I’m also not entirely sure it’s still an $8 computer, It looks like they are charging $9 now on their website, and there is shipping costs involved.

Anyway, I’ve received two of these cheap computers from my Kickstarter contribution. I have a third one coming in 4-6 months that will include a VGA adapter. For some reason all of the peripherals are delayed. I wanted to get a December release CHIP and they offered the option to buy more once the Kickstarter ended, so I ended up with two.

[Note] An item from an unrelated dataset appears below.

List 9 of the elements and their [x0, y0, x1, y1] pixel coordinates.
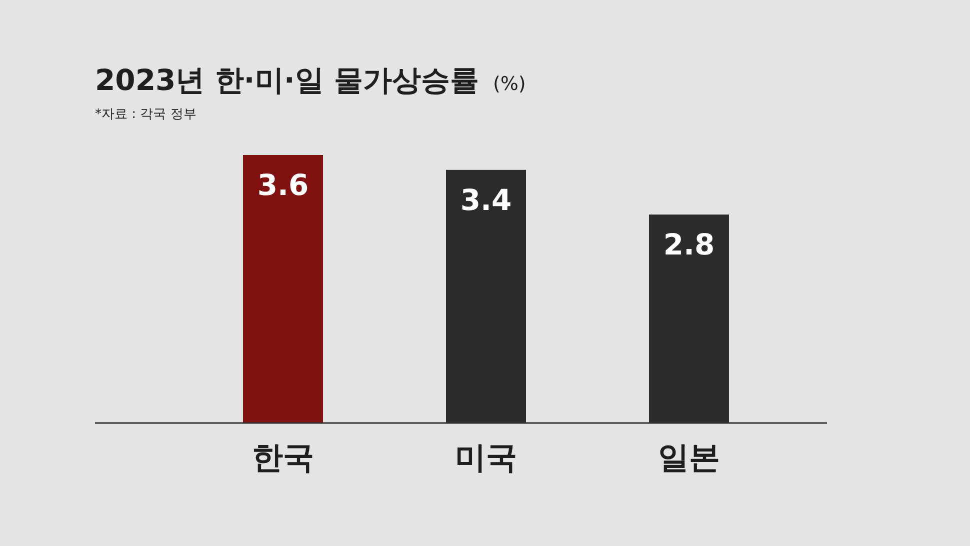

CHIP is essentially a micro computer in the vein of the Raspberry Pi, though it’s more like a Pi Zero than the larger models. The main advantage the CHIP has over the Pi Zero is that it has built in WiFi and Bluetooth.

I’m not entirely sure what I want to do with these yet, though I have some ideas. They are almost as cheap as my Arduino clones (probably cheaper once I add WiFi to an Arduino), and they have a slightly more versatile interface since it’s running Debian Linux. It would be really simple to add a basic web server to this device.

The board itself seems sturdy enough. It comes in a plastic cradle that covers the bottom and three of the 4 ports are on one end which is convenient. There is a normal USB port, a micro USB for power, and a headphone style jack that has an A/V breakout cable to hook it to a monitor and speakers. The molex style battery connector is on the opposite end. The base set up only has composite output for video, the breakout cable gives you a standard Red, Yellow, White set of hook ups.

CHIP Desktop

I hooked both of my CHIPS to a TV so I could easily connect each to the WiFi in my house. Once they are online the video isn’t really necessary since I can SSH to them over the network using Putty.

On a side note, the default SSH log in information is username: root, password: chip .

I have not done much else with it yet, but it’s a nifty little device. I have a vague idea of building a Podcast radio for my car out of one with some push button controls but I have not checked if there is a CLI based podcatcher available, or even a CLI based audio player I could tie push button commands to.